We’ve had a whole host of issues recently (started in July) - would have been relatively minor and blown over but my DH drew them out for 6 weeks with lying, gaslighting and dripfeeding. In this time I was very distressed but also hysterically bonding. He somewhat disengaged and developed ?depression.
For the last month he has been up and down about wanting to continue our marriage and it has taken its toll. Sometimes he loves me, sometimes he adores me, sometimes he is “flat” and suspects the true reason he is flat may be because he doesn’t want to be married. He would have not considered separation prior to the discussions that started in July.
We are 30, been together since school, married 9 years, two DC 7 and 5. We were the “perfect couple”.
Last night I explained that I am no longer going to fight to prove my worth or the value of our marriage - he is devaluing me and I am facilitating it. He said he wanted to keep trying but felt flat - i.e. no feelings about it continuing or ending.

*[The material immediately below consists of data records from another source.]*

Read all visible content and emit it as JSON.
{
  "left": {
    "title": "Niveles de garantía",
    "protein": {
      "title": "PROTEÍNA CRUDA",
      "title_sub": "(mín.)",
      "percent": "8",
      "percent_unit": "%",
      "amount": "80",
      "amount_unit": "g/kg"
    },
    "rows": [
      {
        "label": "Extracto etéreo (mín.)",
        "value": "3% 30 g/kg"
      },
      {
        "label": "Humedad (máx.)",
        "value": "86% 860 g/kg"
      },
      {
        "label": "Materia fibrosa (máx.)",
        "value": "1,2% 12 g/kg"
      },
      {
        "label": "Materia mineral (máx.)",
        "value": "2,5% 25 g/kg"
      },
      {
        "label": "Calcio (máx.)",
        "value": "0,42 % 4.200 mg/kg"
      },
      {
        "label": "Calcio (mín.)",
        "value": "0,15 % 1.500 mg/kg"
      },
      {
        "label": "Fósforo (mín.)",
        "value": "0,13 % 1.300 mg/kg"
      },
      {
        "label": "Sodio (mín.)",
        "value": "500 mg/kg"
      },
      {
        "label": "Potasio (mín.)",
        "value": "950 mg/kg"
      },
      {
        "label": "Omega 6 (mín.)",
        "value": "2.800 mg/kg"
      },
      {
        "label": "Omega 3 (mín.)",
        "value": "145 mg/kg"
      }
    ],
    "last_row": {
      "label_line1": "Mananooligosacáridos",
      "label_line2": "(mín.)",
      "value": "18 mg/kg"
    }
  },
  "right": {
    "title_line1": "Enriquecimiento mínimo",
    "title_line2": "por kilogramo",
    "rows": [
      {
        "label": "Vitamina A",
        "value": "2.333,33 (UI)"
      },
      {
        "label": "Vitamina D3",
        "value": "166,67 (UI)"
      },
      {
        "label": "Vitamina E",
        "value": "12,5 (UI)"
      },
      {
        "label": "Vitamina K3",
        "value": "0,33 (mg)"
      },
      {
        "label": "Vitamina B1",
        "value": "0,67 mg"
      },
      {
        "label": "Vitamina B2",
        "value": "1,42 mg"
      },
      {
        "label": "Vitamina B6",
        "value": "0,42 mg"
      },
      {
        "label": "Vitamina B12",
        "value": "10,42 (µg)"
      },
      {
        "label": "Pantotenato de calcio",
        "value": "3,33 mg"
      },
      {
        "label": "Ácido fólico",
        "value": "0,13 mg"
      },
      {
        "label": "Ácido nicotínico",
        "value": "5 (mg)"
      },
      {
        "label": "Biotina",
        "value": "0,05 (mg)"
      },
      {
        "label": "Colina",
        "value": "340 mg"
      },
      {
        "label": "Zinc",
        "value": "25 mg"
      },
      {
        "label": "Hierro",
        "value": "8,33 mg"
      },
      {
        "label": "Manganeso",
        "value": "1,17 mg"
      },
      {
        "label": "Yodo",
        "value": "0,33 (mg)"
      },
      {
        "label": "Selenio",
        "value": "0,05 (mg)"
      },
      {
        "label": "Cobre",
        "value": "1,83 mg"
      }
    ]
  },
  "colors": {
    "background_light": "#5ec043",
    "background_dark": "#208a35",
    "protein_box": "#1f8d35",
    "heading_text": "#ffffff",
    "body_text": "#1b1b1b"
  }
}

I am struggling to live with a man who isn’t certain he loves me. He spends a fair bit of time discussing why I’m not right for him, etc. (Reasons like I don’t enjoy dungeons and dragons, he changes his interests very regularly, it would be very unusual for another individual in a relationship to be enthusiastically into exactly the same flavour of the month at exactly the same time). He sent me this message today. Flighty refers to him wanting to move out.
Do I continue to put myself last and devalue myself to support him, or do I scrape up my self-esteem and self-worth and walk away before he does?
I have two children and financially am unable to support myself.